When a bear comes out of hibernation, its shrunken stomach can only handle limited amounts of soft food, mainly the new grass, tender shoots and roots found in high meadows. Drive the back roads glassing sunny slopes in the early morning and late afternoon. Take your time, and when a good bear is located, patience becomes even more important.
Before the stalk, study every aspect of the terrain and always consider wind direction while looking for the most likely avenue of undetected approach.
Make sure you keep the wind in your favor during the stalk, even if it means a long detour. Some say a bear’s eyesight isn’t all that good, but while it may not be on par with a mule deer, I wouldn’t get careless. Bears have picked me up at several hundred yards and spooked.
Try to anticipate where the bear might go should it decide to bed back down. In the spring, bears spend far more time sleeping than eating. But the bears generally don’t go far from the feeding area, so if one disappears while you are stalking, continue to the chosen position and then stay put, glassing the area.
I once eased to within 100 yards of where I last saw a bear, got comfortable and kept glassing. Four hours later, the bear appeared seemingly out of nowhere and resumed feeding. It was a big bruin, but unfortunately, a large spot on its side was rubbed bare. I passed on the shot.
As already described, cruising the rocky inlets on the coast of Alaska glassing for bears is a great spot-and-stalk technique. Study the tide line, salt grass flats and grassy slopes. Alaska holds more bears than any other state or province, and the chances of success are excellent.
Alaska is also a great place to call bears. Just beware that grizzlies also respond to animal distress sounds, and that can add way too much excitement to a black bear hunt.
For spring bears, I want a hoarse call like the Crit’R Magnum or Burnham’s Black Magic. These best mimic a young big-game animal in distress.
Calling is not as effective in the spring as later in the fall, but it is a viable method. As spring progresses and the big game animals start calving and fawning, the calls become more effective.

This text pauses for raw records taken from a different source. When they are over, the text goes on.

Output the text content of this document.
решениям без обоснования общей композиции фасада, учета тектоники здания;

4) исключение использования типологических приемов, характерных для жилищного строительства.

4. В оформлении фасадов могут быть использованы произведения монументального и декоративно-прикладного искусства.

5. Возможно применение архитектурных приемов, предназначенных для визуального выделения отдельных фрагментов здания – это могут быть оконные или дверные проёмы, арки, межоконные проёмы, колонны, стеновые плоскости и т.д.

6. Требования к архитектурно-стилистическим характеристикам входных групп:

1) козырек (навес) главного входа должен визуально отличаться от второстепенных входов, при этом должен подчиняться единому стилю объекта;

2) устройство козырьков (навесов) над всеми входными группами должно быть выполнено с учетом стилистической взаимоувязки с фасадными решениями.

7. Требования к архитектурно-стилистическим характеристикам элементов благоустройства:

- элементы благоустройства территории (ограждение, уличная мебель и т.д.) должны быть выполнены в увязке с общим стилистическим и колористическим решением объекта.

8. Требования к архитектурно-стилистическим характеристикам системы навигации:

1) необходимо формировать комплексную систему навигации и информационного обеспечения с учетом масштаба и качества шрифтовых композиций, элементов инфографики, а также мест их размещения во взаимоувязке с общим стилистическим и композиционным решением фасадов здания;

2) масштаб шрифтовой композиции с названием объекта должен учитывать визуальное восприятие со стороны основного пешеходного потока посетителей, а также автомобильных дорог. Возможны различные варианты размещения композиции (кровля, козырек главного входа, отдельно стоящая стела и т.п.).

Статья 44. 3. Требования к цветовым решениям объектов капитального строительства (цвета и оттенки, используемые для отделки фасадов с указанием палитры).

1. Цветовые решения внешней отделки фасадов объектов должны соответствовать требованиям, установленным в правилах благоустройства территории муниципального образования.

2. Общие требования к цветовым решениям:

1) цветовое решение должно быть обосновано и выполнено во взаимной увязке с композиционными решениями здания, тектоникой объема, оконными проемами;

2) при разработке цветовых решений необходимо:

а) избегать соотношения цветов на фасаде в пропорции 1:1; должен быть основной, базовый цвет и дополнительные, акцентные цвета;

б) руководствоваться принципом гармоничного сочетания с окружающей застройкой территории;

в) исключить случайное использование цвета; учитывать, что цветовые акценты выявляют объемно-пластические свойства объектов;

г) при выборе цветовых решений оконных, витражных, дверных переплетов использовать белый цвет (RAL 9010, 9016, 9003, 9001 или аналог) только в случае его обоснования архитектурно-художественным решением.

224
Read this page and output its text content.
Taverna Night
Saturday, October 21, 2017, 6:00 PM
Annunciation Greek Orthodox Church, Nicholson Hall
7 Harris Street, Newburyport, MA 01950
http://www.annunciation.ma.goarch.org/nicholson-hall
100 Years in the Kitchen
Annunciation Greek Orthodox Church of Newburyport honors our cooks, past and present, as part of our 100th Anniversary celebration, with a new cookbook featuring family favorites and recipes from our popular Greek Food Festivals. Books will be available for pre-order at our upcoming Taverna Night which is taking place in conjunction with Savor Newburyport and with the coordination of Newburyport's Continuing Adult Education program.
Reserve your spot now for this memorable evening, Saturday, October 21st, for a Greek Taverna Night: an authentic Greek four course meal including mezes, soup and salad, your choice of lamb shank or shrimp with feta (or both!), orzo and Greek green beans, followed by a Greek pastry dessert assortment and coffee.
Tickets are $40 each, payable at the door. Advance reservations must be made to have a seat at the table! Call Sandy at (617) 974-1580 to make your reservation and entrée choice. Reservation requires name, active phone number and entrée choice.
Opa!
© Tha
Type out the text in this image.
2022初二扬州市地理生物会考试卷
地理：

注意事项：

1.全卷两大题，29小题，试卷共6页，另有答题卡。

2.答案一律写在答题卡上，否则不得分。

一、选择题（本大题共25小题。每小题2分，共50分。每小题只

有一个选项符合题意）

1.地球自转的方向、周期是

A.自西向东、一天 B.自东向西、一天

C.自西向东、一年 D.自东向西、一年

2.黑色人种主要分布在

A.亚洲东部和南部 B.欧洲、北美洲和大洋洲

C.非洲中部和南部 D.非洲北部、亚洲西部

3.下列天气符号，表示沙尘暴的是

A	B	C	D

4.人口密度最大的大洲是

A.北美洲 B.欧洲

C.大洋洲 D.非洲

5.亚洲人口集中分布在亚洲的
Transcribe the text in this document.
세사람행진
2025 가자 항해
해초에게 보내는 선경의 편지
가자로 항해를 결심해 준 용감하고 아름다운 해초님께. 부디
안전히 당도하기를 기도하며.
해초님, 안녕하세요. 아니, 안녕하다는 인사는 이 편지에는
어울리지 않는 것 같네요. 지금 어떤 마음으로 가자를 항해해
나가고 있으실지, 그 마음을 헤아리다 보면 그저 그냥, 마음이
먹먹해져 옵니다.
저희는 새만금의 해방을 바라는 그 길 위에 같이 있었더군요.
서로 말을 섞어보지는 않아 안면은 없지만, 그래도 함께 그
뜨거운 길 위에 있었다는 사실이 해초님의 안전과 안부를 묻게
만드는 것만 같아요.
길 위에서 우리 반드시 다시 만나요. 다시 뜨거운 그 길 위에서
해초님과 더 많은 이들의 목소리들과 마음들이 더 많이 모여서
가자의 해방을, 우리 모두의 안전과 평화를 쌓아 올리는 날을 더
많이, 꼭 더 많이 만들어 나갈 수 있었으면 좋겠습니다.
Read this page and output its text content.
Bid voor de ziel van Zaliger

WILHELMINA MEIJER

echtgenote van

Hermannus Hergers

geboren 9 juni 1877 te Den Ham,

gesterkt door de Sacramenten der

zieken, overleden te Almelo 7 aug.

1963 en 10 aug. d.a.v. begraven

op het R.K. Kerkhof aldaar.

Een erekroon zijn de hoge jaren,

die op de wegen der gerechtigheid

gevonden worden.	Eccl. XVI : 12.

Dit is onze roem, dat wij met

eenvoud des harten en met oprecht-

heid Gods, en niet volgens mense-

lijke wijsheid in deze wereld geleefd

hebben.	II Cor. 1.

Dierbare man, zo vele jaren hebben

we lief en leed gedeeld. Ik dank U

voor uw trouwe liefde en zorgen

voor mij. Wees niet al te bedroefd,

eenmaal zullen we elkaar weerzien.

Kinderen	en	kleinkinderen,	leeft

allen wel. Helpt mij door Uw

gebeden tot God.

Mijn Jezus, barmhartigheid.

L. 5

I may use a predator call at a bait site, to pull a bear in before dark. When spot-and-stalk hunting, it helps to liven the midday lulls. Since spring bears tend to be slower to respond and won’t come far, getting as close as you can to a likely bear hidey hole is a good idea.
I may just call blind near water in a dry region, by a swamp, slough or grassy feeding area. But I prefer to cruise the back roads looking for fresh tracks. Where practical, I may drag the soft edge of a dirt or gravel road with a section of chain link fence to leave an unmarked surface. Then I return in the early morning to check for tracks. Or maybe I drag it in the morning and check back that evening.
You can judge bear size by track size, and knowing a trophy bear is in the area will make it easier to stay on stand calling for an hour or more, which I also recommend. I’ve seen fall bears respond on the run within minutes of the first squeals and squalls, but this seldom if ever happens in the spring.
One spring day I glassed a bear on a hillside and stalked close enough for photos before breaking out the call. The nonchalant bruin took 2 hours to cover a quarter-mile but finally did come within 50 yards.
Whether you bait, spot and stalk, or call, a bear hunt is a great way to inject the excitement of big-game hunting into a new season, to shake off the post-winter blahs while getting psyched for the fall hunting seasons to come.